Os resultados indicaram que as marcas foram feitas por ferramentas de pedra, como quem dilacera a carne para preparar a refeição. “As informações que temos nos dizem que os hominídeos provavelmente estavam comendo outros hominídeos há pelo menos 1,45 milhão de anos”, revelou Pobiner em entrevista ao site Science Alert.

Ela destaca que existem inúmeros outros exemplos de espécies da árvore evolutiva humana consumindo umas às outras para nutrição, “mas esse fóssil sugere que nossos parentes comiam uns aos outros para sobreviver muito antes do que se pensava”.

Ritual, artesanato ou preparo de refeição?

Segundo a pesquisadora, outras hipóteses também fazem sentido. “Muitas vezes, essas marcas de corte são de natureza ritualística, parte do processo de enterrar os mortos. Também era muito mais comum do que se pensa que os humanos esculpissem os ossos de outros humanos em objetos decorativos, como pentes, pingentes e outros adornos”.

No entanto, a equipe concluiu que, no caso do osso da perna descoberto no Quênia, é evidência de outra coisa: antropofagia, o consumo de carne humana por outros humanos – embora nem sempre a mesma espécie de humano, o que significaria que não é, necessariamente, canibalismo.

Para determinar quais eram as cicatrizes no osso, Pobiner criou um modelo usando material de moldagem dentária e o enviou para verificação do paleoantropólogo Michael Pante, da Universidade Estadual do Colorado.

Pante escaneou o molde e o comparou com um banco de dados de 898 marcas de dentes, pisoteios e cortes que, ao longo do tempo, foram cuidadosamente criados durante experimentos controlados e reunidos exatamente para esse fim.

Dessas 11 cicatrizes no osso, as duas definidas como 5 e 6 são marcas de dentes de um animal. As nove restantes foram causadas por ferramentas de pedra. Crédito: Jennifer Clark

Os resultados foram bastante claros: nove das 11 marcas no osso eram marcas inequivocamente cortadas, consistentes com o tipo de dano causado por ferramentas de pedra. As outras duas eram marcas de dentes, semelhantes às feitas por um leão.

Não está claro quais marcas foram gravadas primeiro, as de corte ou as do leão. No entanto, segundo Pobiner, os cortes são consistentes com aqueles produzidos durante a remoção da carne de um osso – por exemplo, quando se prepara uma refeição.
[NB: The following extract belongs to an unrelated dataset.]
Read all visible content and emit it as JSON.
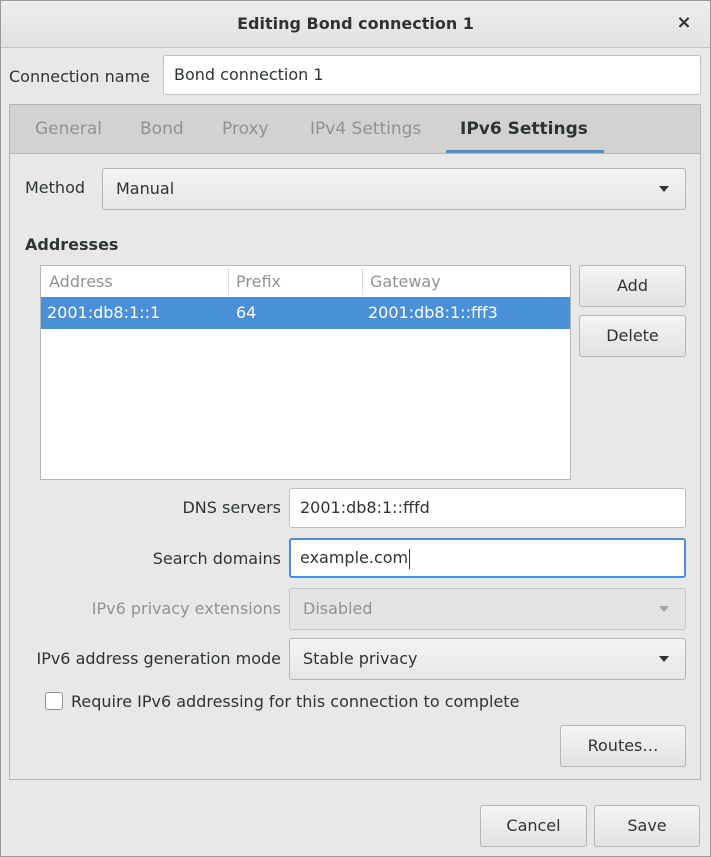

Todos são angulados e orientados da mesma forma e estão localizados onde o músculo da panturrilha teria sido ligado ao osso. Esse é o local perfeito para cortar se o objetivo é desossar um pedaço de carne.

Canibalismo não está 100% descartado

“Essas marcas de corte são muito semelhantes ao que vi em fósseis de animais que estavam sendo processados para consumo”, disse Pobiner. “Parece mais provável que a carne dessa perna tenha sido comida e que tenha sido consumida para nutrição e não para um ritual”.

Não há dados suficientes para determinar a espécie do hominídeo devorado nem a de quem se alimentava dele. Portanto, a tese de canibalismo não pode ser descartada. Crédito: basel101658 – Shutterstock

Quando aquele osso de perna foi descrito cientificamente no início da década de 1970, após sua descoberta, a espécie foi descrita como Australopithecus boisei. Vinte anos mais tarde, o hominídeo foi reclassificado como Homo erectus. No entanto, arqueólogos e antropólogos já determinaram que simplesmente não temos dados suficientes para fazer uma identificação de espécie nesse material.

Menos ainda é possível saber qual era a espécie do hominídeo faminto que fez as marcas de corte. Poderia ter sido qualquer tipo dos hominídeos contemporâneos. Então, embora não se possa descartar o canibalismo, não é correto fazer uma declaração absoluta nesse sentido. Por isso, o mais adequado é tratar como antropofagia.